Thanks everyone! I didn't want anything permanent, so the pallets work great. The kids LOVE it! So far it's worked out great! We have 9 kids from 5 1/2 weeks down to 2 1/2 weeks. Everyone is eating or starting to eat grain, not much yet, but they go through about a cup in 24 hours.
6 of the kids <2 sets of triplets> are stalled at night with their mom's, so when we put grain in the stall for mom, we put the babies in first and let them nibble.
They have their own hay feeder w/alfalfa so they love having their own hay.
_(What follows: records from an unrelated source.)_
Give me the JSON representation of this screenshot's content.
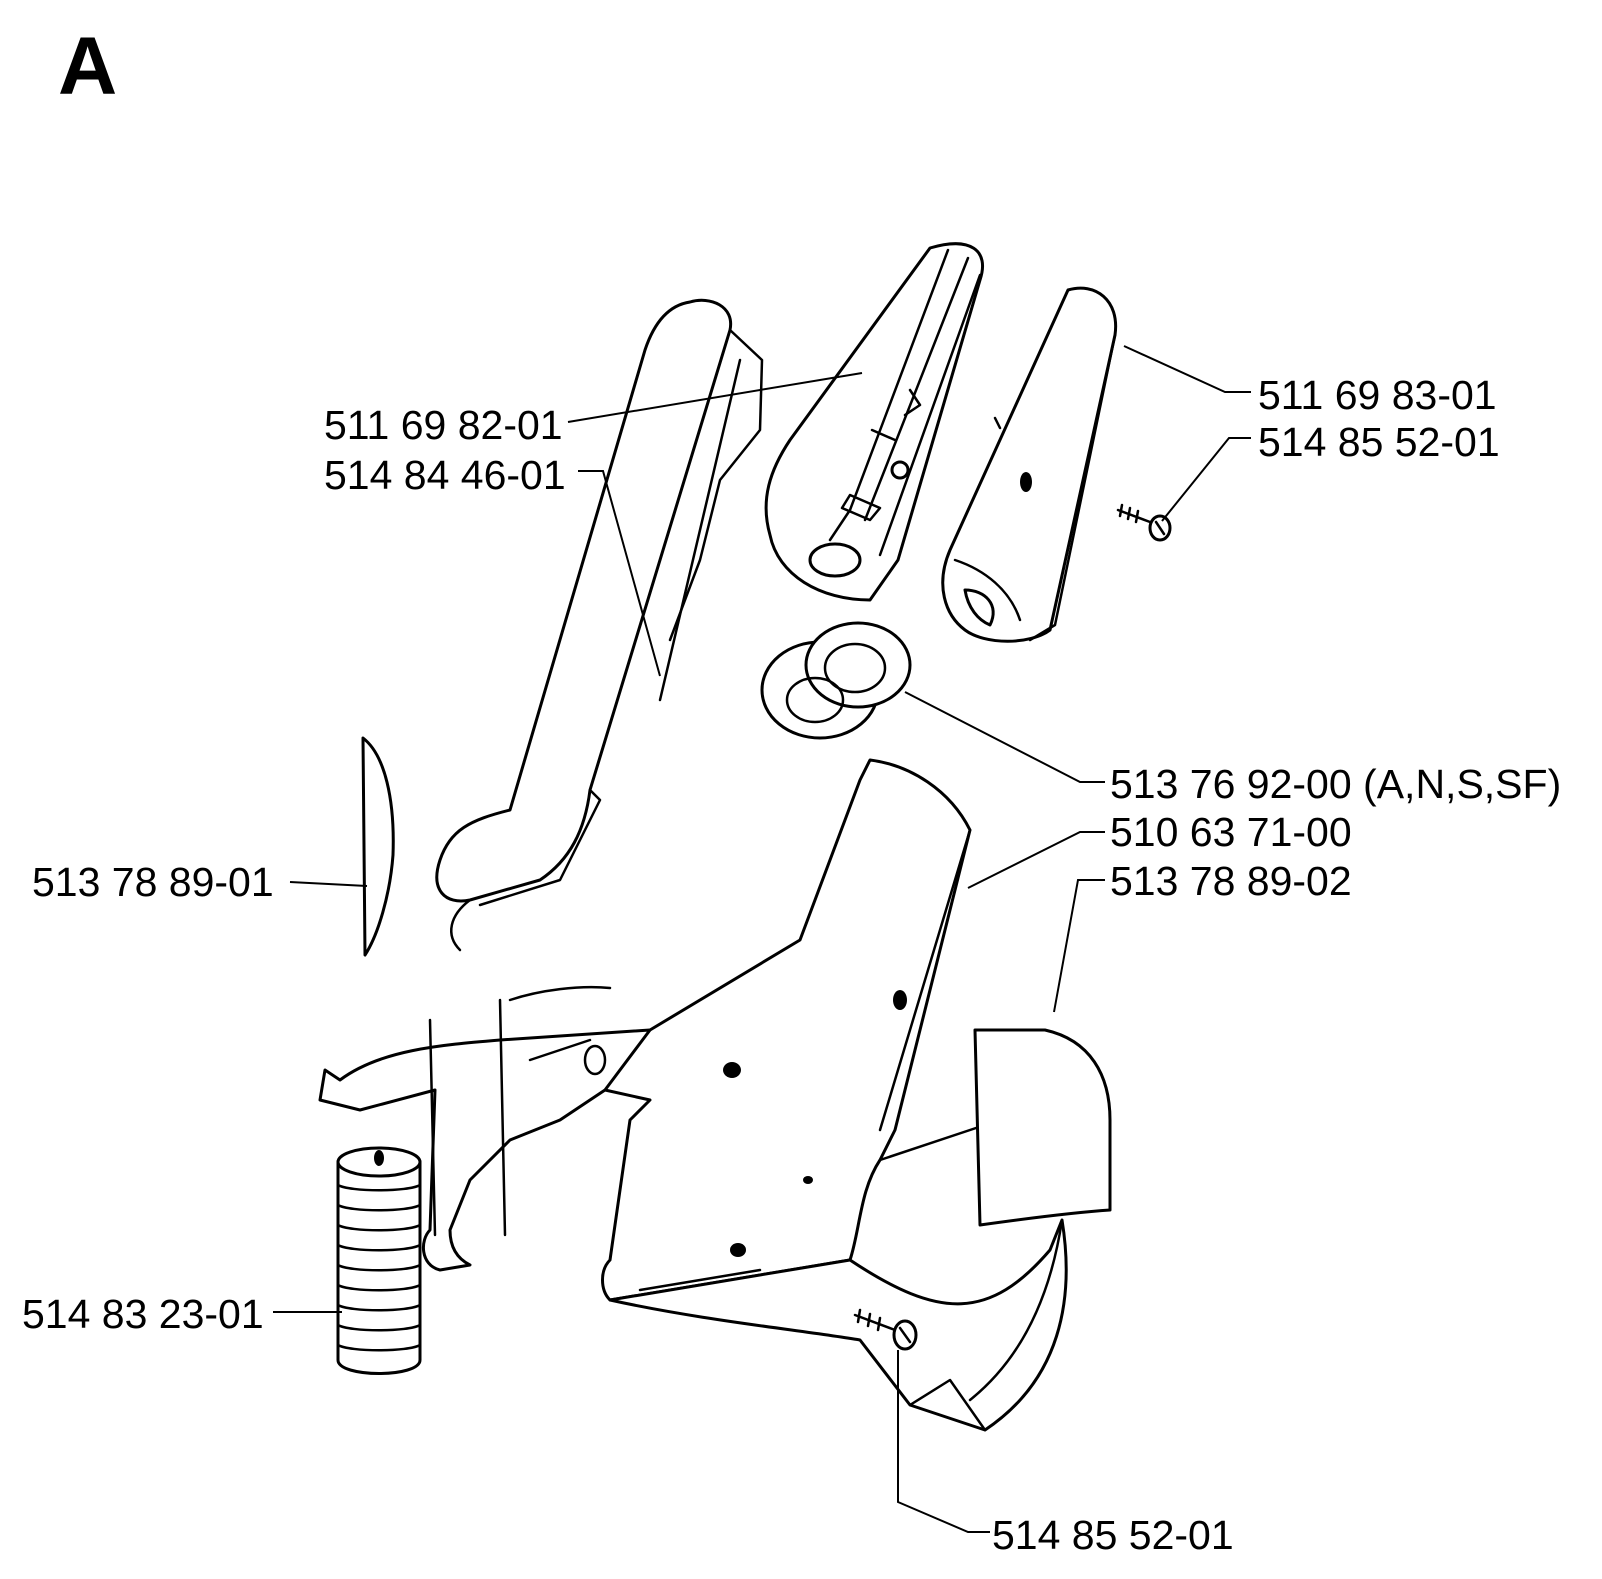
{
  "section_letter": "A",
  "part_labels": {
    "p1": "511 69 82-01",
    "p2": "514 84 46-01",
    "p3": "511 69 83-01",
    "p4": "514 85 52-01",
    "p5": "513 76 92-00 (A,N,S,SF)",
    "p6": "510 63 71-00",
    "p7": "513 78 89-02",
    "p8": "513 78 89-01",
    "p9": "514 83 23-01",
    "p10": "514 85 52-01"
  }
}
Tonight, before I came in, I saw that the 3 babies who aren't stalled were sleeping in their creep area vs. sleeping with their mom's lol 
I may have to make that area a little bigger, and add another feeder as they grow. Right now I just have a black goat feed trough from TSC.


----------



## Jessica84 (Oct 27, 2011)

Yeah I dont know what it is they will not eat the pellets, I have tryed every type of goat feed. I really like calf manna but even if I put a small handful in their feed they will still pick around it. If I smash it with a hammer they will eat it, but right now they are going threw about 40lbs a day of the sweet feed so there is no way I can smash that much lol, but they all seem to gaining very well so Im not to stressed about it.


----------



## HoosierShadow (Apr 20, 2010)

Wow 40lbs a day? How many are you feeding? lol


----------



## 20kidsonhill (Feb 28, 2011)

we will go through 40 to 50 lbs of creep feed before we wean everyone. I figure each kid will be eating about 1 1/2 lbs a day before they are weaned. Some a little more, some a little less. All our kids aren't born at the same time, but last year we had 35 kids with in a month of age of each other.


----------



## Jessica84 (Oct 27, 2011)

I actually just counted today 41 lol and thats a guess of 40lbs but i sill have some left out of the 65lb bag at the end of the day. I am really looking forward to selling some lol.


----------